I can see that writes for a linear device are much worse when request sizes are small, but get reasonably close when request sizes are >= 4kiB.

I haven't had a chance to do this with (cluster) mirrors yet. It would be interesting to see the difference in performance from linear -> mirror and mirror -> cmirror...

Once things are truly stable, I will concentrate more on performance. (Also note: While a mirroring is sync'ing itself, performance for nominal operations will be degraded.)

 brassow

<perf_matrix.pl>


On Mar 8, 2007, at 12:13 PM, Robert Clark wrote:

I've been trying out cmirror for a few months on a RHEL4U4 cluster and
it's now working very well for me, although I've noticed that it does
have a bit of a performance hit.

  My set-up has a 32G GFS filesystem on a mirrored LV shared via AoE
(with jumbo frame support).

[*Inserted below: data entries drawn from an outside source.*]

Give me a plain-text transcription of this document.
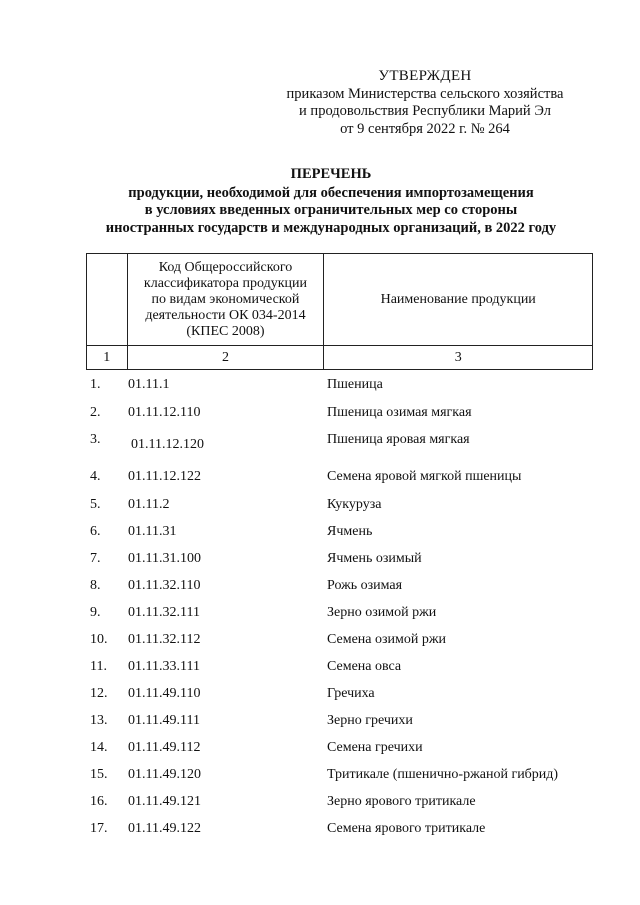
УТВЕРЖДЕН
приказом Министерства сельского хозяйства
и продовольствия Республики Марий Эл
от 9 сентября 2022 г. № 264
ПЕРЕЧЕНЬ
продукции, необходимой для обеспечения импортозамещения
в условиях введенных ограничительных мер со стороны
иностранных государств и международных организаций, в 2022 году

	Код Общероссийского
классификатора продукции
по видам экономической
деятельности ОК 034-2014
(КПЕС 2008)	Наименование продукции
1	2	3
1. 01.11.1	Пшеница
2. 01.11.12.110	Пшеница озимая мягкая
3. 01.11.12.120	Пшеница яровая мягкая
4. 01.11.12.122	Семена яровой мягкой пшеницы
5. 01.11.2	Кукуруза
6. 01.11.31	Ячмень
7. 01.11.31.100	Ячмень озимый
8. 01.11.32.110	Рожь озимая
9. 01.11.32.111	Зерно озимой ржи
10. 01.11.32.112	Семена озимой ржи
11. 01.11.33.111	Семена овса
12. 01.11.49.110	Гречиха
13. 01.11.49.111	Зерно гречихи
14. 01.11.49.112	Семена гречихи
15. 01.11.49.120	Тритикале (пшенично-ржаной гибрид)
16. 01.11.49.121	Зерно ярового тритикале
17. 01.11.49.122	Семена ярового тритикале
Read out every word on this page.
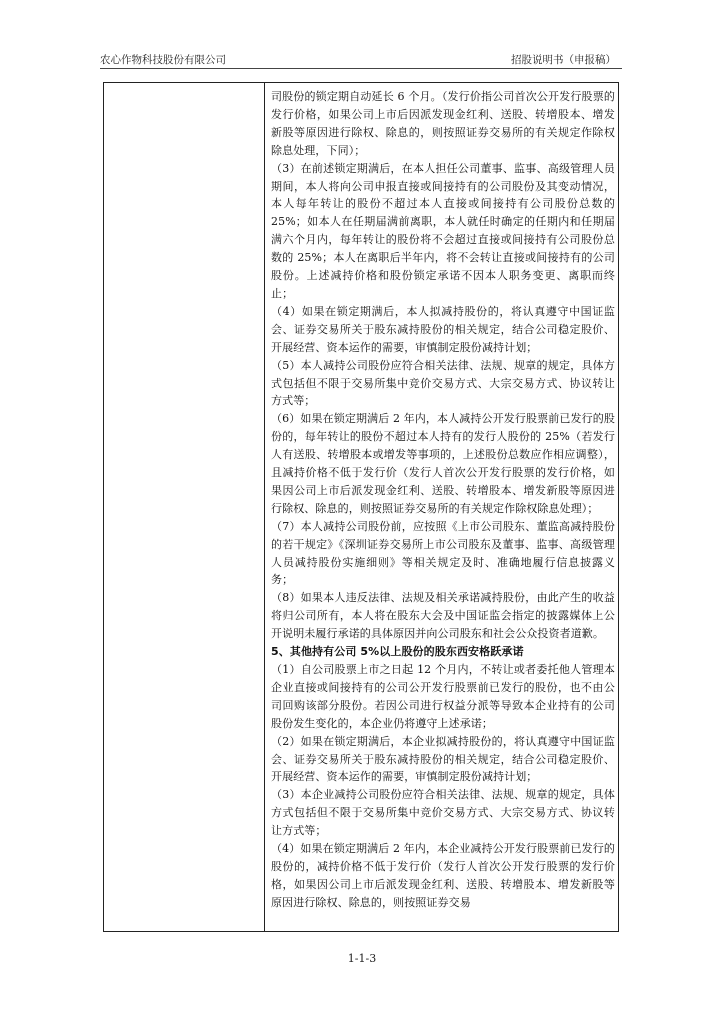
农心作物科技股份有限公司	招股说明书（申报稿）

司股份的锁定期自动延长 6 个月。（发行价指公司首次公开发行股票的发行价格，如果公司上市后因派发现金红利、送股、转增股本、增发新股等原因进行除权、除息的，则按照证券交易所的有关规定作除权除息处理，下同）；

（3）在前述锁定期满后，在本人担任公司董事、监事、高级管理人员期间，本人将向公司申报直接或间接持有的公司股份及其变动情况，本人每年转让的股份不超过本人直接或间接持有公司股份总数的 25%；如本人在任期届满前离职，本人就任时确定的任期内和任期届满六个月内，每年转让的股份将不会超过直接或间接持有公司股份总数的 25%；本人在离职后半年内，将不会转让直接或间接持有的公司股份。上述减持价格和股份锁定承诺不因本人职务变更、离职而终止；

（4）如果在锁定期满后，本人拟减持股份的，将认真遵守中国证监会、证券交易所关于股东减持股份的相关规定，结合公司稳定股价、开展经营、资本运作的需要，审慎制定股份减持计划；

（5）本人减持公司股份应符合相关法律、法规、规章的规定，具体方式包括但不限于交易所集中竞价交易方式、大宗交易方式、协议转让方式等；

（6）如果在锁定期满后 2 年内，本人减持公开发行股票前已发行的股份的，每年转让的股份不超过本人持有的发行人股份的 25%（若发行人有送股、转增股本或增发等事项的，上述股份总数应作相应调整），且减持价格不低于发行价（发行人首次公开发行股票的发行价格，如果因公司上市后派发现金红利、送股、转增股本、增发新股等原因进行除权、除息的，则按照证券交易所的有关规定作除权除息处理）；

（7）本人减持公司股份前，应按照《上市公司股东、董监高减持股份的若干规定》《深圳证券交易所上市公司股东及董事、监事、高级管理人员减持股份实施细则》等相关规定及时、准确地履行信息披露义务；

（8）如果本人违反法律、法规及相关承诺减持股份，由此产生的收益将归公司所有，本人将在股东大会及中国证监会指定的披露媒体上公开说明未履行承诺的具体原因并向公司股东和社会公众投资者道歉。

5、其他持有公司 5%以上股份的股东西安格跃承诺

（1）自公司股票上市之日起 12 个月内，不转让或者委托他人管理本企业直接或间接持有的公司公开发行股票前已发行的股份，也不由公司回购该部分股份。若因公司进行权益分派等导致本企业持有的公司股份发生变化的，本企业仍将遵守上述承诺；

（2）如果在锁定期满后，本企业拟减持股份的，将认真遵守中国证监会、证券交易所关于股东减持股份的相关规定，结合公司稳定股价、开展经营、资本运作的需要，审慎制定股份减持计划；

（3）本企业减持公司股份应符合相关法律、法规、规章的规定，具体方式包括但不限于交易所集中竞价交易方式、大宗交易方式、协议转让方式等；

（4）如果在锁定期满后 2 年内，本企业减持公开发行股票前已发行的股份的，减持价格不低于发行价（发行人首次公开发行股票的发行价格，如果因公司上市后派发现金红利、送股、转增股本、增发新股等原因进行除权、除息的，则按照证券交易

1-1-3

Just using dd with a 4k blocksize to write
files on the same LV when it's mirrored and then unmirrored shows a big
difference in speed:

    Unmirrored: 12440kB/s
    Mirrored:    2969kB/s

which I wasn't expecting as my understanding is that the cmirror design
introduces very little overhead.

The two legs of the mirror are on separate, identical AoE servers and
the filesystem is mounted on 3 out of 6 nodes in the cluster. This is
with the cmirror-kernel_2_6_9_19 tagged version and I've tried with both
core and disk logs.

  I suspect a bad interaction between cmirror and something else, but
I'm not sure where to start looking. Any ideas?